İran’ın, Türkiye’nin ağırlığı olduğu bölgelerde uydu üzerinden yayın yaptığı kanallarla algı oluşturduğunu, mezhep üzerine yayıncılık yaptığını ve bunu tek kanalla değil, TÜRKSAT’taki bir kaç İran eğilimli ve destekli kanallar üzerinden gerçekleştirdiğini, bir arkadaşımın uyarısı üzerine araştırdım.
Ne ilginç değil mi? İran hiç uzağa gitmeden, Türkiye’nin TÜRKSAT’ı üzerinden, Türkiye dâhil tüm bu coğrafyadaki bölgelere mezhep ayrımcılığı üzerinden yayınlar yapmakta. Türkiye’nin Cumhurbaşkanı; ısrarla mezhep bölücülüğüne karşı çıkarken, “Benim ‘Şii - Sünni’ diye bir dinim yok. Dinim İslam” diye üstüne basa basa siyaset inşa etsin, lakin TÜRKSAT üzerinden, belki de hiç dikkat çekilmeden, bunca sinsi Acem oyunu propagandası yapılması, dikkatlerden kaçsın!
TÜRKSAT’ta, İran kokulu siyaset ve mezhep ayrımcılığı üzerine yayın yapan birkaç kanal var. Bu kanalların başında, Kudüs ve Kanal 12 gelmekte. Bu sadece örnek vereceğimiz iki kanal. Kanal 12’de; hem Türkiye Türkçesinde, hem de Azerbaycan Türkçesinde yayın yapılmakta. Türkiye ve Azerbaycan’ın köylerine kadar inerek, halkla temas halinde bir zihniyet ile İran politikalarının temelini oluşturan mezhep kavramı oturtulmakta. Aslında “İslam” diye bir dert yok ortada! Sadece mezhep üzerinden işletilen bir proje var.
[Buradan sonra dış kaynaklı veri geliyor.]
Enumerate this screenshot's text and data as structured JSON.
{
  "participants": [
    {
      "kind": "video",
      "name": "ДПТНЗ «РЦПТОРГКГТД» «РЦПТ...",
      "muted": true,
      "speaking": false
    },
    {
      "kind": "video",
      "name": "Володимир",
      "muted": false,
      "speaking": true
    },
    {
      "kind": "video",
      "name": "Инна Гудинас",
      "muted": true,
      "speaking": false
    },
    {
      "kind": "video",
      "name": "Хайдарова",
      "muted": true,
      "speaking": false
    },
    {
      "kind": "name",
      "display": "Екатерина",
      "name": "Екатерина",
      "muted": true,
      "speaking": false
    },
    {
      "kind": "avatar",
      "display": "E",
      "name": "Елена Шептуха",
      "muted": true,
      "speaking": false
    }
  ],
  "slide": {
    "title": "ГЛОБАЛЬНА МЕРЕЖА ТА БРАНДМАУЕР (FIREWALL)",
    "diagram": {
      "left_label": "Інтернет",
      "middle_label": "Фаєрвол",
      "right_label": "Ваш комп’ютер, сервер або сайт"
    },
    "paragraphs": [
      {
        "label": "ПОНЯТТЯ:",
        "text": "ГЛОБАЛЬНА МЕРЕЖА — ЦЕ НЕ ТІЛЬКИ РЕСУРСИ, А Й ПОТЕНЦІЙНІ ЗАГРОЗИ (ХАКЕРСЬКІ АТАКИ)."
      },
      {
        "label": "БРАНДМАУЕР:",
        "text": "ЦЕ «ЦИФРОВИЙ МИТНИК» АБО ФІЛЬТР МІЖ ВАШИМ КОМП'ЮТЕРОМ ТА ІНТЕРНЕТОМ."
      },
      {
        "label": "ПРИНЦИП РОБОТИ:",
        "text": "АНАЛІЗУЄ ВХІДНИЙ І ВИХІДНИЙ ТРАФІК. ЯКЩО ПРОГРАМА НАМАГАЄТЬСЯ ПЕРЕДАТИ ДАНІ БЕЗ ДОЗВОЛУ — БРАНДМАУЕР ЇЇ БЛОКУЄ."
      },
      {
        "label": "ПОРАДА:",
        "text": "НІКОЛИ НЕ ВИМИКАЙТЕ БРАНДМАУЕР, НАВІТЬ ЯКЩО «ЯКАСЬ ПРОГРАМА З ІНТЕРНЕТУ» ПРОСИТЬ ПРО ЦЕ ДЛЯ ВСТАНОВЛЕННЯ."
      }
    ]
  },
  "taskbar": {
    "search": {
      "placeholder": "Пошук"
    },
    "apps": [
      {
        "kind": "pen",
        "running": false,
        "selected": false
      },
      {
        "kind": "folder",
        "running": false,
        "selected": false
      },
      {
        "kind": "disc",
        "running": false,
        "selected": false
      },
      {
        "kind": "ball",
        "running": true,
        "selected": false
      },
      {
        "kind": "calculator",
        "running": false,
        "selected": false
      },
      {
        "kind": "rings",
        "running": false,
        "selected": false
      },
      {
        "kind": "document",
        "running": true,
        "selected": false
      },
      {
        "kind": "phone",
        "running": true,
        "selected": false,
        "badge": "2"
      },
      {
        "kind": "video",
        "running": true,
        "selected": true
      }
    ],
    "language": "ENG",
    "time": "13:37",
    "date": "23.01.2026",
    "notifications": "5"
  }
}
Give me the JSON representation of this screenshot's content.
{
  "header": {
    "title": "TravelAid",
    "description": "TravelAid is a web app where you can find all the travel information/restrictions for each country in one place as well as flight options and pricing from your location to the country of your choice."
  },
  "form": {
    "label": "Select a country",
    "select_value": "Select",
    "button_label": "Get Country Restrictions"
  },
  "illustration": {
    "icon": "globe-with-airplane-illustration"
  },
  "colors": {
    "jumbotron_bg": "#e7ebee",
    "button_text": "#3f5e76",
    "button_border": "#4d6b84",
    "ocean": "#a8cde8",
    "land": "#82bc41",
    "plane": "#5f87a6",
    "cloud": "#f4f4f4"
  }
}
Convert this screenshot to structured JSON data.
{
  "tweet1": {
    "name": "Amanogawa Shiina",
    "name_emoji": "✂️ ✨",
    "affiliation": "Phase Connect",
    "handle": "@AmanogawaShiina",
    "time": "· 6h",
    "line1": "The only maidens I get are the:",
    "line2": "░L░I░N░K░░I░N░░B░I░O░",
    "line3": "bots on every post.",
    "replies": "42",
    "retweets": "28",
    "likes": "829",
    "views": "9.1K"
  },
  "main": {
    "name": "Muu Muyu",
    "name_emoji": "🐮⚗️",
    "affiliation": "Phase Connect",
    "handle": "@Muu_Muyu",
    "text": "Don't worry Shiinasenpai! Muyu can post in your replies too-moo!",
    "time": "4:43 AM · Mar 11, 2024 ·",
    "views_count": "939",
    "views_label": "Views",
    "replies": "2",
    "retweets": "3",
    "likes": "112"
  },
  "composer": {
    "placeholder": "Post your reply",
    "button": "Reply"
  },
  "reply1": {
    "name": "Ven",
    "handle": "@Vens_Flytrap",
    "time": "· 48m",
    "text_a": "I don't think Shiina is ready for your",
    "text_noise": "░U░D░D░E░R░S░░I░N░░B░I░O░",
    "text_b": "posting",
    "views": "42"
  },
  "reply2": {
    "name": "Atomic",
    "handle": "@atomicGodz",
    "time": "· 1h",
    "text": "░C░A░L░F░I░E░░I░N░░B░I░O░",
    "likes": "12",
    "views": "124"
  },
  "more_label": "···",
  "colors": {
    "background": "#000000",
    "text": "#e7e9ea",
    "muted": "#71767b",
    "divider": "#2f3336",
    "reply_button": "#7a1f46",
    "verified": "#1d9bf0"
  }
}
FETÖ yıllarca, Türkiye adının arkasına saklanarak, nasıl ki sinsi Amerikan projelerine çanak tuttu! Şimdi de İran; Türk dünyası üzerinden aynı nitelikli, lakin İran - Fars devleti anlayışına hizmet gösteren zemin inşa etmekte. Dehşetli olan da odur ki, bunu TÜRKSAT üzerinden yaptırmakta!
“Haşdi Şabi propagandası” yaptırıp, Irak’ta mezhep çatışmasını körükleyen bir tutum sergilenmektedir.
Şimdi çağımız dünyasında, savaşların sadece silah, tank ve uçakla yapılmadığını en iyi bilen coğrafyanın evlatları olarak, bu durumun ileride bizi daha da farklı sıkıntılara muhatap edeceğini görmemiz lazım. Azerbaycan; neredeyse bu kanallar üzerinden, İran etkisine terk edilmekte. Bu yayıncılık anlayışı ile şehir şehir, köy köy alana inilmekte. Tehlike şu ki; bir gün uyandığımızda anlaşılacak, İran bölgeyi hiç savaşmadan, çok para harcadığı televizyonlar üzerinden teslim almış olacak. Özellikle Osmanlı - Safevi ayrışımı üzerinden, ciddi bir propaganda makinası devrede. “Bu kanallara dikkat” derim.
TÜRKSAT’a uzanan, masum televizyonculuk ellerinin kesilmesi veya yayıncılık anlayışında belli bir sınır tanımlanması şart olmuştur. İran’dan korkulur cidden. O’nun Acem oyunlarından doğan zararı, en fazla Türkiye hinterlandı bölgelerin göreceğini, görmemiz için illa da yeni bir devrim yaşamamız gerekmiyor!